You there! Reader! Be honest: How many tabs do you have open right now? Is your tab bar an unsalvageable mess with so many tabs you can barely read them? Soon, desktop Chrome might have a solution for you: automatically created tab groups, thanks to the power of AI.
Google’s latest blog post details the new AI feature in Chrome 121, one of which will “organize similar tabs” by scanning your tab bar and automatically create smartly named tab groups. The tab menu in Chrome will soon be tabbed itself, with “All tabs” showing the usual list of tabs and a second “Organize tabs” section with a button that will automatically group your tabs. Google says you’ll be able to right-click on your tabs and hit “organize,” too.
The example gif grabs a bunch of Pixel 8 tabs, gives them a colored tab group, and names them “Google Pixel,” complete with an emoji in the name. Tab groups became a part of Chrome in 2020, and if you’ve never tried them, they’re pretty useful. All the tab groups take on a colored highlight across your grouped tabs, and clicking on the tab group name will collapse the group.
As detailed by Bloomberg, Google is in the era of mandatory AI features.
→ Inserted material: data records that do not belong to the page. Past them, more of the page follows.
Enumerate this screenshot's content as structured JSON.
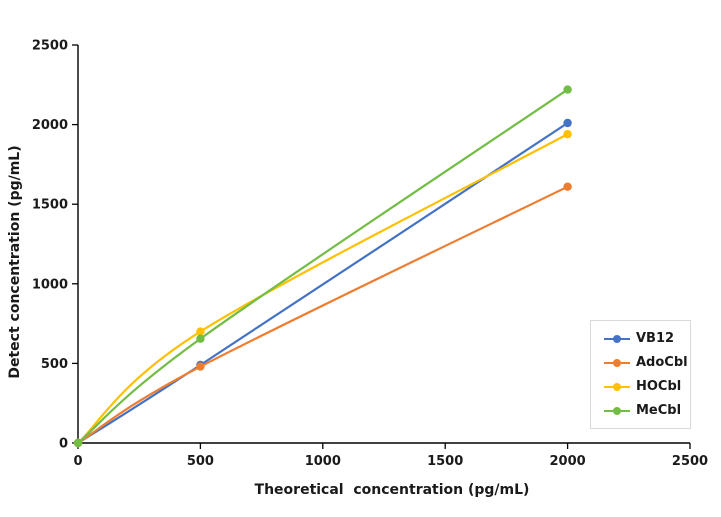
{
  "chart_data": {
    "type": "line",
    "line_style": "smooth-with-markers",
    "x": [
      0,
      500,
      2000
    ],
    "series": [
      {
        "name": "VB12",
        "color": "#4472C4",
        "values": [
          0,
          490,
          2010
        ]
      },
      {
        "name": "AdoCbl",
        "color": "#ED7D31",
        "values": [
          0,
          480,
          1610
        ]
      },
      {
        "name": "HOCbl",
        "color": "#FFC000",
        "values": [
          0,
          700,
          1940
        ]
      },
      {
        "name": "MeCbl",
        "color": "#73BD44",
        "values": [
          0,
          655,
          2220
        ]
      }
    ],
    "title": "",
    "xlabel": "Theoretical  concentration (pg/mL)",
    "ylabel": "Detect concentration (pg/mL)",
    "xlim": [
      0,
      2500
    ],
    "ylim": [
      0,
      2500
    ],
    "x_ticks": [
      0,
      500,
      1000,
      1500,
      2000,
      2500
    ],
    "y_ticks": [
      0,
      500,
      1000,
      1500,
      2000,
      2500
    ],
    "grid": false,
    "axis_color": "#000000",
    "legend_position": "right-middle",
    "legend_border_color": "#d9d9d9"
  }
}
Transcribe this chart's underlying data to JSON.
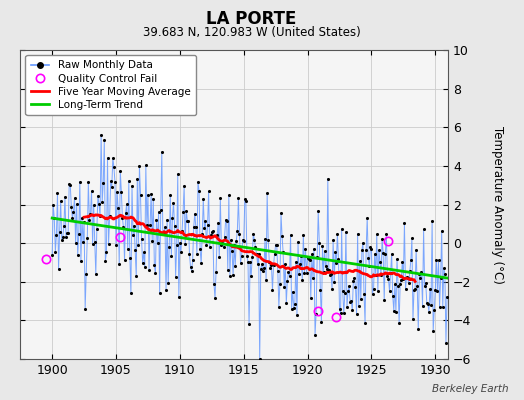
{
  "title": "LA PORTE",
  "subtitle": "39.683 N, 120.983 W (United States)",
  "ylabel": "Temperature Anomaly (°C)",
  "xlim": [
    1897.5,
    1931
  ],
  "ylim": [
    -6,
    10
  ],
  "yticks": [
    -6,
    -4,
    -2,
    0,
    2,
    4,
    6,
    8,
    10
  ],
  "xticks": [
    1900,
    1905,
    1910,
    1915,
    1920,
    1925,
    1930
  ],
  "background_color": "#e8e8e8",
  "plot_bg_color": "#f5f5f5",
  "watermark": "Berkeley Earth",
  "raw_color": "#6699ff",
  "dot_color": "#000000",
  "ma_color": "#ff0000",
  "trend_color": "#00cc00",
  "qc_color": "#ff00ff",
  "seed": 123
}
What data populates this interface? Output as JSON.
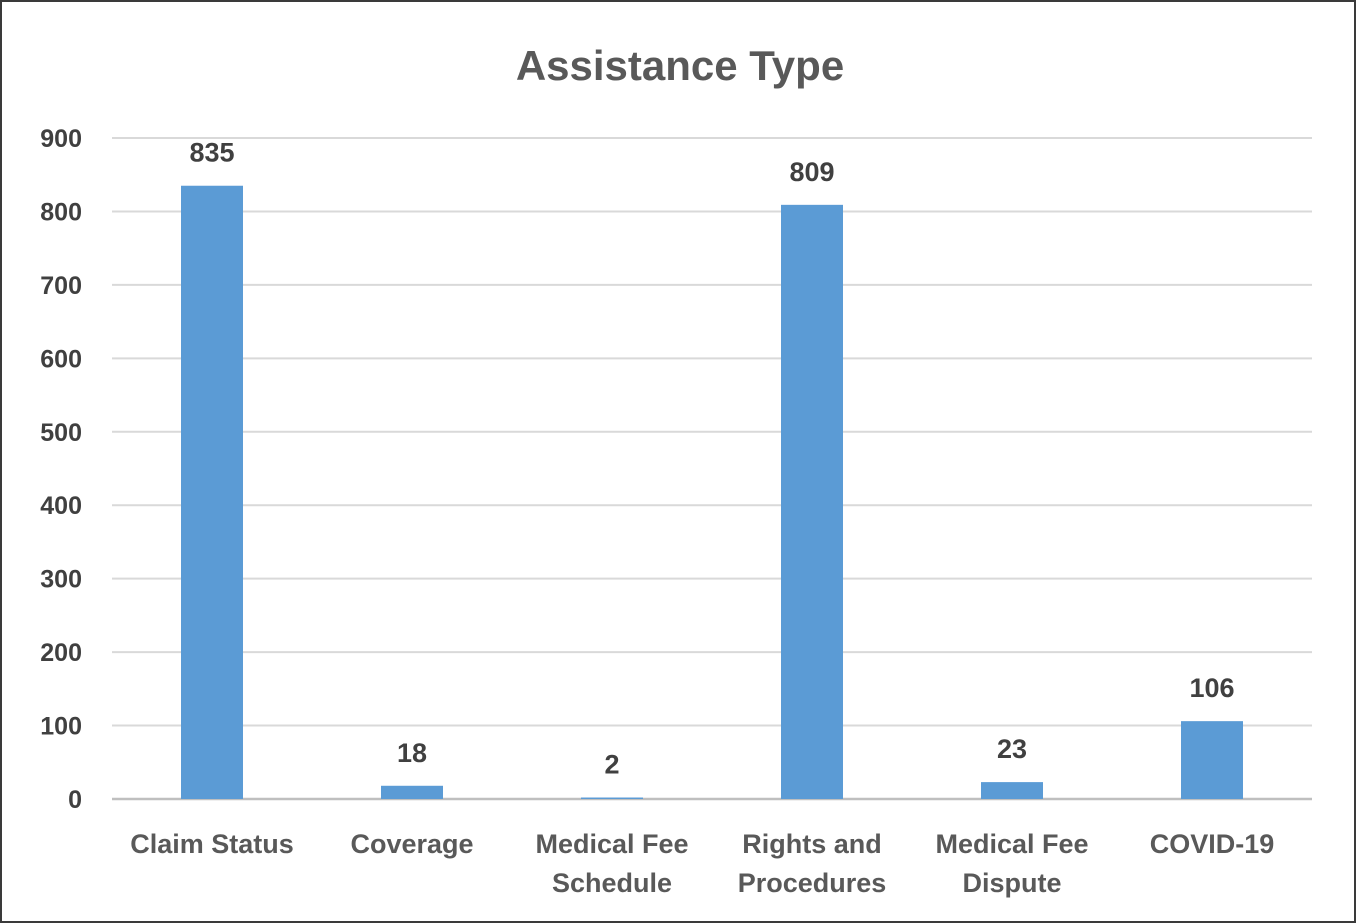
{
  "chart_data": {
    "type": "bar",
    "title": "Assistance Type",
    "categories": [
      [
        "Claim Status"
      ],
      [
        "Coverage"
      ],
      [
        "Medical Fee",
        "Schedule"
      ],
      [
        "Rights and",
        "Procedures"
      ],
      [
        "Medical Fee",
        "Dispute"
      ],
      [
        "COVID-19"
      ]
    ],
    "values": [
      835,
      18,
      2,
      809,
      23,
      106
    ],
    "data_labels": [
      "835",
      "18",
      "2",
      "809",
      "23",
      "106"
    ],
    "yticks": [
      0,
      100,
      200,
      300,
      400,
      500,
      600,
      700,
      800,
      900
    ],
    "ylim": [
      0,
      900
    ],
    "grid": true,
    "legend": "none",
    "colors": {
      "bar": "#5b9bd5",
      "grid": "#d9d9d9",
      "axis": "#bfbfbf"
    }
  }
}
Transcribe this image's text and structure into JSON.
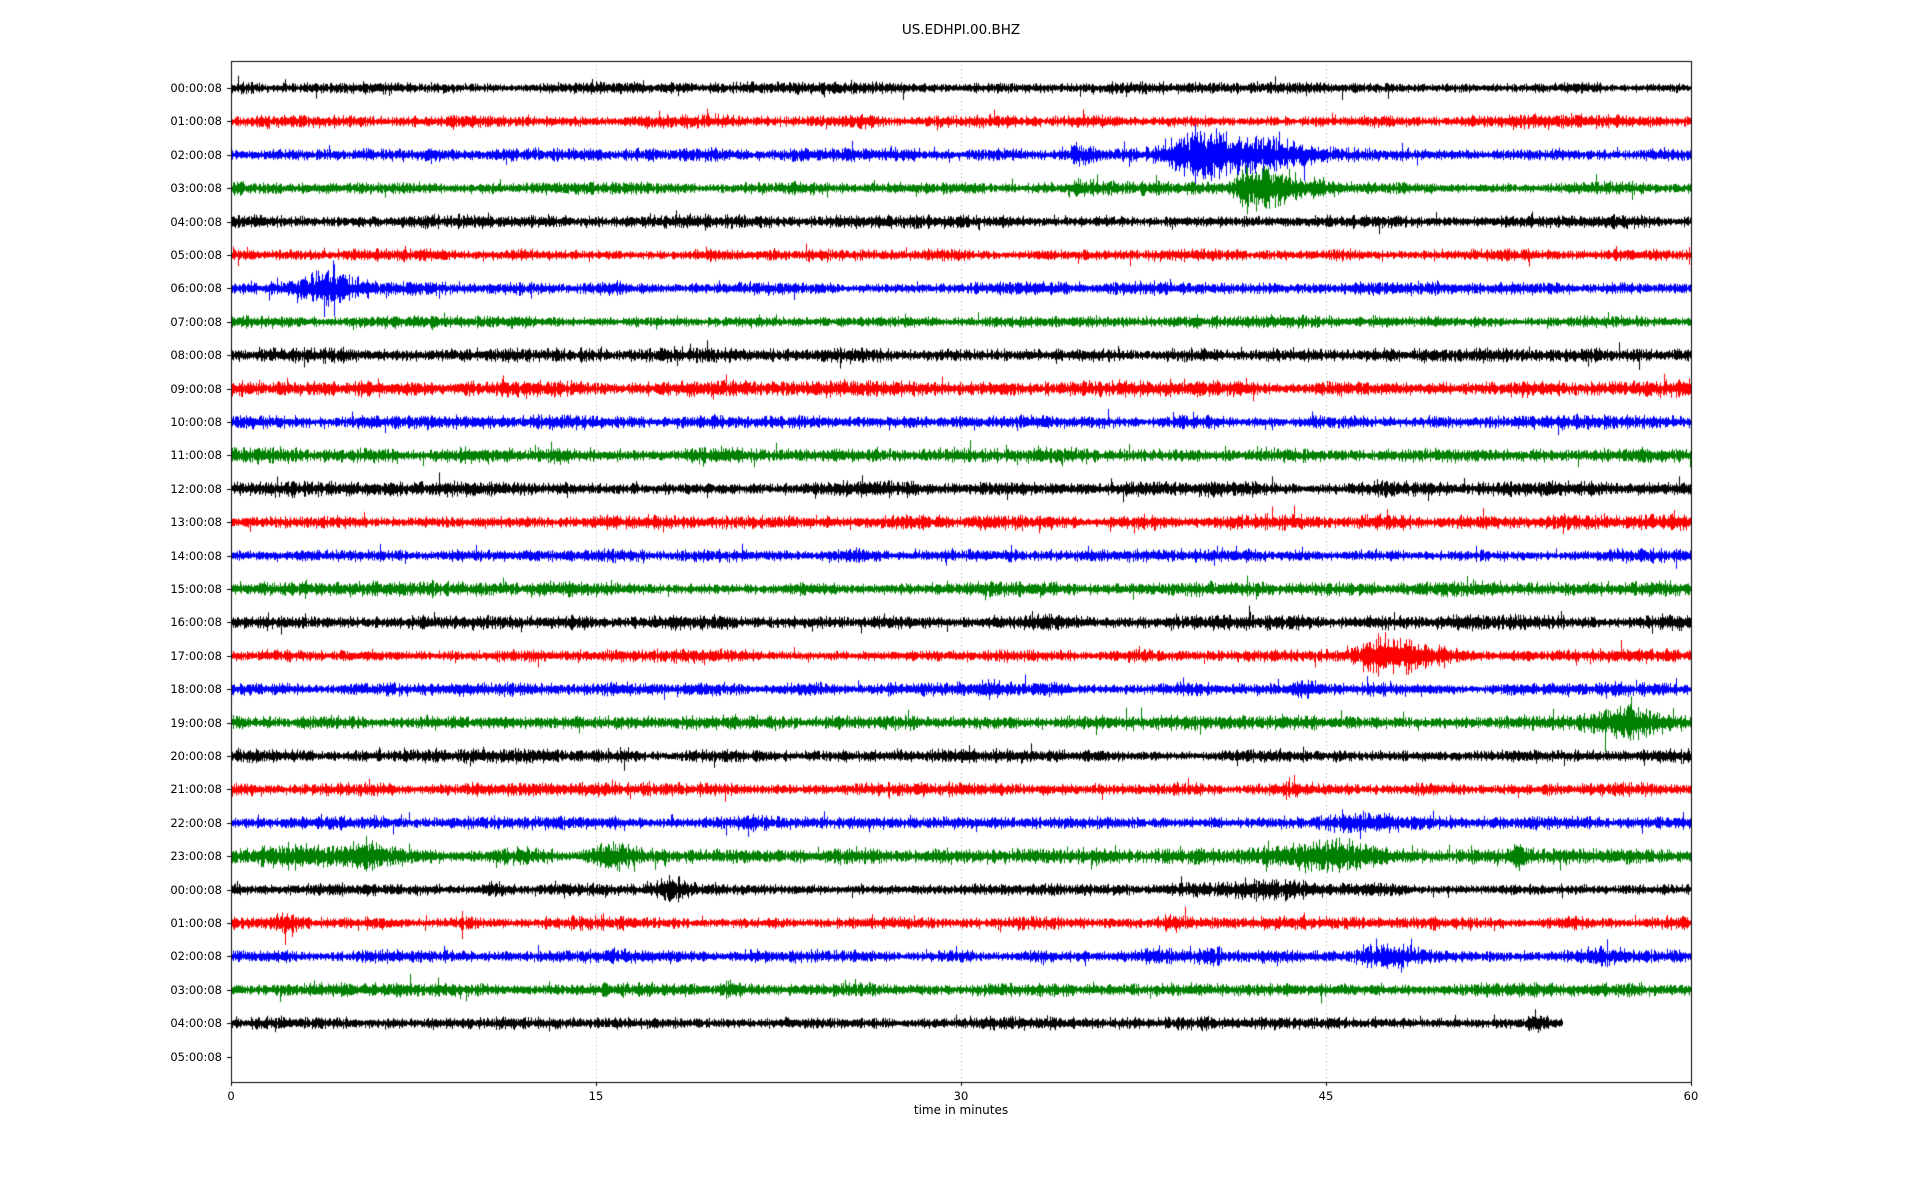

Just like during the Google+ push when every single Google product needed a social feature, the wording from Bloomberg is that Google issued “a directive that all of its most important products—those with more than a billion users—must incorporate generative AI within months.” Most of Google’s AI features feel like exactly what they are: someone doing the bare minimum to meet a requirement set by their manager. Automatic tab groups seem useful, though. I like tab groups if I force myself to try them, but never think to use them until it’s too late and a thousand tabs are open. When my tab bar is already messy, trying to organize everything feels like a waste of time. In the middle of a heavy browsing session, having a computer whip everything into basic categories sounds very useful.
The two other features in Google’s blog post are less exciting. One will automatically make a wallpaper for the New Tab Page by using AI. The other is called “Help me write” and will put a writing assistant directly into some web input boxes. While the wallpaper generator and tab organizer should be out today, the writing assistant will be out “in next month’s Chrome release.”